Movies

This Hayao Miyazaki Movie Christian Bale Calls a Masterpiece — and Wants His Kids to See

This Hayao Miyazaki Movie Christian Bale Calls a Masterpiece — and Wants His Kids to See
Image credit: Legion-Media

He may be Batman to millions, but Christian Bale’s most cherished role is an animated one: Howl in Hayao Miyazaki’s 2004 classic Howl’s Moving Castle.

Christian Bale has played a lot of intense guys in his career — Batman, Patrick Bateman, the dude who starved himself for The Machinist — but the movie he lights up over is not one of those. It is Howl's Moving Castle, the 2004 Hayao Miyazaki film where Bale voices the dreamy wizard Howl in the English dub. Asked in a recent Instagram prompt which one of his movies he would show his kids, he picked Howl without hesitation and dropped a simple verdict:

'Masterpiece.'

Why Bale took the gig in the first place

Bale is not exactly known for voice work.
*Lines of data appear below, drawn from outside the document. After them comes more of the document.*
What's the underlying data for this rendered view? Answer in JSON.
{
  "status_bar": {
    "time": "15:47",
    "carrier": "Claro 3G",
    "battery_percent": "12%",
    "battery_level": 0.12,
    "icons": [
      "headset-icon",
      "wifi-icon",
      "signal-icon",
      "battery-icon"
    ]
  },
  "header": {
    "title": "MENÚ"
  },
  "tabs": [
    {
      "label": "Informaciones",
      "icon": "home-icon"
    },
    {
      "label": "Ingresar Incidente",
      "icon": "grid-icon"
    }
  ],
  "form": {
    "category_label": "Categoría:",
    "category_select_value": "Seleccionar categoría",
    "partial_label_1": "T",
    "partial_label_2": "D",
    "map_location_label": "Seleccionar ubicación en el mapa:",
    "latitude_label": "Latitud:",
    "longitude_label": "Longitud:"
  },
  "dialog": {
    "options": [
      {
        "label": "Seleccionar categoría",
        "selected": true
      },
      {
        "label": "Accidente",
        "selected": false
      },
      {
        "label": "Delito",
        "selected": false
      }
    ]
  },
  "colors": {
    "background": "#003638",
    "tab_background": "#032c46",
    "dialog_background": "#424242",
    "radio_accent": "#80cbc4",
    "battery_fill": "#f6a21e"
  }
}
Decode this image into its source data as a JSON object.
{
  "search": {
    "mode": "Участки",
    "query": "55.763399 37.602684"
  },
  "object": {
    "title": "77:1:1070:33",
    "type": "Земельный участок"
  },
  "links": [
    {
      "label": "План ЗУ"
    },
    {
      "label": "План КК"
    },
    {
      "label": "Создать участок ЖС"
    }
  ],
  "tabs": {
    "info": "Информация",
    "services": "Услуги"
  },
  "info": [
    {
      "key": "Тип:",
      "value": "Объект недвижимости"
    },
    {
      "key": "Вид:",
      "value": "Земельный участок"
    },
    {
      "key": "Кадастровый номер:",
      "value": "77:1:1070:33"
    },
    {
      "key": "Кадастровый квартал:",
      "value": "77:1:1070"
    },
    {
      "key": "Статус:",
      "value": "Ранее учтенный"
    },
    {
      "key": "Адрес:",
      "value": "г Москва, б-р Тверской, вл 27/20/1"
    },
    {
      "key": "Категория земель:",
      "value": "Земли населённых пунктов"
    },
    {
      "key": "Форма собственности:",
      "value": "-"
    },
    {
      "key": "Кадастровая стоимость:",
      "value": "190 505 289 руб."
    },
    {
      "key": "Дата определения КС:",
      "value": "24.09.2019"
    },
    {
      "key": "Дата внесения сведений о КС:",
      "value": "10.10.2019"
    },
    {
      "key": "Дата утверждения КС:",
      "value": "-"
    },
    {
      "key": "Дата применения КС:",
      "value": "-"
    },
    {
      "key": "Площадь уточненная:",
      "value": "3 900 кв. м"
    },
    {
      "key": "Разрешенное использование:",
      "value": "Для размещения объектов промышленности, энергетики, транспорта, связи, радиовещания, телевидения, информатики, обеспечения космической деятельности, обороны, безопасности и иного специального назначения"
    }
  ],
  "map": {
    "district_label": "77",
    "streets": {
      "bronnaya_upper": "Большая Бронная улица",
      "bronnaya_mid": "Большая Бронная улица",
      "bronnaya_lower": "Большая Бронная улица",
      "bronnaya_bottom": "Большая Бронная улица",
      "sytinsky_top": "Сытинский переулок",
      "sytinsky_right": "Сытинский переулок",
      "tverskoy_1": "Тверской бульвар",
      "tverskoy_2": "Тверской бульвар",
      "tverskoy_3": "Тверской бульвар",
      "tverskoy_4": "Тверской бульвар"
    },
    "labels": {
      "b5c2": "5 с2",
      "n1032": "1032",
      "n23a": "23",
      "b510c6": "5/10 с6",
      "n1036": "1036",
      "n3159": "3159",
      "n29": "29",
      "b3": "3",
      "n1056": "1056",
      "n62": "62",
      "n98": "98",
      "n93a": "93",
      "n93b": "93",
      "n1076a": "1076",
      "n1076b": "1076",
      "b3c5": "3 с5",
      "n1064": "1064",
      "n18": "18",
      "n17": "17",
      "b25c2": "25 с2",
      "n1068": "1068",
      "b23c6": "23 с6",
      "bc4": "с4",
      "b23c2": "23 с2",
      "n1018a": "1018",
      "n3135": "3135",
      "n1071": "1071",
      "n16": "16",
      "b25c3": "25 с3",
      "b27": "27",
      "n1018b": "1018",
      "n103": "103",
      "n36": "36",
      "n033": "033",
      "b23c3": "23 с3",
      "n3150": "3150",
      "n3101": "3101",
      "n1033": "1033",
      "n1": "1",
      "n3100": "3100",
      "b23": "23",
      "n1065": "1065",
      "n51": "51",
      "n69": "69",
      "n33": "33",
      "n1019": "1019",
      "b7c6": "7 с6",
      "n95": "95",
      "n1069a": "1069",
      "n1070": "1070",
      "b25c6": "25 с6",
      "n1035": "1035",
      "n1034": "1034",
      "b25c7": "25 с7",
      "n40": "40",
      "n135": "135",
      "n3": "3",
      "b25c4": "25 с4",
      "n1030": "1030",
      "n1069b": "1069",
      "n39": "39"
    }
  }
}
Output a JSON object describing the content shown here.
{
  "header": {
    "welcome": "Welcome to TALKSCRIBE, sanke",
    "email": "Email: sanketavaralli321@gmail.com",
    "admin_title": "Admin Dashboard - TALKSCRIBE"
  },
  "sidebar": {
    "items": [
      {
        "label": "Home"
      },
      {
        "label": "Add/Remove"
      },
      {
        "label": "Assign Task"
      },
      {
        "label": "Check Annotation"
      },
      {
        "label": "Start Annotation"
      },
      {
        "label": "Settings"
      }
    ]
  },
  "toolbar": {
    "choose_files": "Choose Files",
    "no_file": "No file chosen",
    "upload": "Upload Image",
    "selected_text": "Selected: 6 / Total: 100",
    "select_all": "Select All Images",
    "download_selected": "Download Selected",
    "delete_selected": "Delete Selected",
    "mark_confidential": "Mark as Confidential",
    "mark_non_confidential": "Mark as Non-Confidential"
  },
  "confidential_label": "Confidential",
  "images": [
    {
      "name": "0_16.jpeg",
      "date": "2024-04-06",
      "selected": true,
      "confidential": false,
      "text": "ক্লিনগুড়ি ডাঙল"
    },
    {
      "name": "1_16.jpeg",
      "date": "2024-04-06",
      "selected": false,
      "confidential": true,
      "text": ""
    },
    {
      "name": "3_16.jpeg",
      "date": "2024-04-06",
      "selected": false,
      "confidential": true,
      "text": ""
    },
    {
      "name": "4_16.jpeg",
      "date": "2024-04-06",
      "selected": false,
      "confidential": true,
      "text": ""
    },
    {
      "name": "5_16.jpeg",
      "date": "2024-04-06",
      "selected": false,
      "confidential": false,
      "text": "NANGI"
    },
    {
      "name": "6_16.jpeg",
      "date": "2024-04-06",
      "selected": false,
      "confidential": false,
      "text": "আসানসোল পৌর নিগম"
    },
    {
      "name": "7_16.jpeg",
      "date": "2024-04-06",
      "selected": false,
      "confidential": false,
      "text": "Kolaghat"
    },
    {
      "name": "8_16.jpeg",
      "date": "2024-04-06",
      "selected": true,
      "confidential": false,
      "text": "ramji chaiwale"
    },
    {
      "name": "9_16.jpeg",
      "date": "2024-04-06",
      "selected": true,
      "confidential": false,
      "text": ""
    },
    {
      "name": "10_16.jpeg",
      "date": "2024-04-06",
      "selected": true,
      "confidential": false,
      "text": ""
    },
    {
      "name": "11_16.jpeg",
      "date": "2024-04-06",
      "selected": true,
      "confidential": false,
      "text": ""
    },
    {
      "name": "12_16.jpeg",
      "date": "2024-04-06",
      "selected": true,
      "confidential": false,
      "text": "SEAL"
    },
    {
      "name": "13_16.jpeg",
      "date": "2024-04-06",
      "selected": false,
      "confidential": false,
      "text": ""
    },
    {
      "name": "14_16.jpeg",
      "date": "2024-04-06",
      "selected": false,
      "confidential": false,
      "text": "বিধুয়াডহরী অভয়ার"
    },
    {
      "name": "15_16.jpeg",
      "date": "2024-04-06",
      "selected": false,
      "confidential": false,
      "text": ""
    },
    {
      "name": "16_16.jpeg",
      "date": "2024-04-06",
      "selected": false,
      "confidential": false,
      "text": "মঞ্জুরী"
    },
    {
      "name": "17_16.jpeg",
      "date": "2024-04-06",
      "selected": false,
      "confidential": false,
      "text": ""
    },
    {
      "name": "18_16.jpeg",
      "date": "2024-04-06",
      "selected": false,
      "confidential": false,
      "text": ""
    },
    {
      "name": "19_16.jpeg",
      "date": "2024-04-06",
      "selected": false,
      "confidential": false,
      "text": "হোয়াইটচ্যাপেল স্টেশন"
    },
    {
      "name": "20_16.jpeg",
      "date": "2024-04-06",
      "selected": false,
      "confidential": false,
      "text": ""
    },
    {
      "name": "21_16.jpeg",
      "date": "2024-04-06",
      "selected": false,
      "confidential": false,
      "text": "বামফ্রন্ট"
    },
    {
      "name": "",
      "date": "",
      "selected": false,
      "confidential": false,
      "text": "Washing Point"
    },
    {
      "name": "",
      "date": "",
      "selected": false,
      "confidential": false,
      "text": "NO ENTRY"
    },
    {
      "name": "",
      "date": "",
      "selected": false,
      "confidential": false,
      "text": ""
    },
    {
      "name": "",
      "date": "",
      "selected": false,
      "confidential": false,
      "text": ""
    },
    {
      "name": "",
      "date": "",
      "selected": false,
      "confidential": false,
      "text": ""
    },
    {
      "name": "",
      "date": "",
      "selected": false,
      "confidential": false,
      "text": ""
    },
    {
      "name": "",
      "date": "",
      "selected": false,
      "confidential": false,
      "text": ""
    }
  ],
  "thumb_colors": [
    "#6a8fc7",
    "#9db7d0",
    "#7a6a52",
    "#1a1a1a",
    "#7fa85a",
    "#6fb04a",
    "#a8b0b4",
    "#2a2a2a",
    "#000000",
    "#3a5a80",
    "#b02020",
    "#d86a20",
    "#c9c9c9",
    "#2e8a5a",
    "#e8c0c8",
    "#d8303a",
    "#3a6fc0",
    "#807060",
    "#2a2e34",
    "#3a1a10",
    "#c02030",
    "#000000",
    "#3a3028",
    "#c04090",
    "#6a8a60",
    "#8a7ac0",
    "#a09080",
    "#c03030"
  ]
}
Before Howl, his only voice role was back in 1995 on Disney's Pocahontas. The pivot to Studio Ghibli happened because he saw Miyazaki's Spirited Away and got floored by it — the animation, the emotion, the whole thing. That pushed him to tell people he wanted to work with Ghibli in any capacity. When Howl's Moving Castle came around in 2004, he got the call and, to his surprise, it was for the lead. He has said he did not expect that, but he jumped in and became the English voice of Howl.

Fun little crossover note: Bale is the second Batman actor to pop up in a Ghibli movie. Michael Keaton did it first, voicing the lead in Porco Rosso. Caped crusaders by day, airborne wizards and pig pilots by night.

What makes Howl stick

The story centers on Sophie, a young woman cursed by a witch to suddenly look elderly. She crosses paths with Howl, a powerful but enigmatic wizard who lives in a walking castle, and the two find their way through fear, love, and, yes, war. It is classic Miyazaki: fantasy that feels grounded, characters who get under your skin, and a melancholy warmth that sneaks up on you.

The anti-war streak is not subtle, and that matters. Miyazaki made the film during the Iraq War years, choosing to dwell less on battlefield spectacle and more on how conflict warps everyday lives. The movie does not get loud about it; it just keeps showing you the cost, then insists on kindness anyway.

It is adapted from Diana Wynne Jones's 1986 novel, and it was both a critical and commercial hit — the thing grossed over $235 million worldwide and settled into that rare spot where adults call it profound and kids think it is pure magic.

Quick facts if you are queuing it up

  • Director: Hayao Miyazaki
  • English voice cast highlights: Christian Bale, Jean Simmons, Billy Crystal, Lauren Bacall, Jena Malone
  • Runtime: 1h 59m
  • Rotten Tomatoes score: 88%
  • Based on: Diana Wynne Jones's 1986 novel
  • Worldwide box office: $235M+
  • US streaming: Hulu

So yes, Bale calling it a masterpiece tracks. If you somehow missed it, it is on Hulu in the US. Whether you have kids around or not, you do not need an excuse.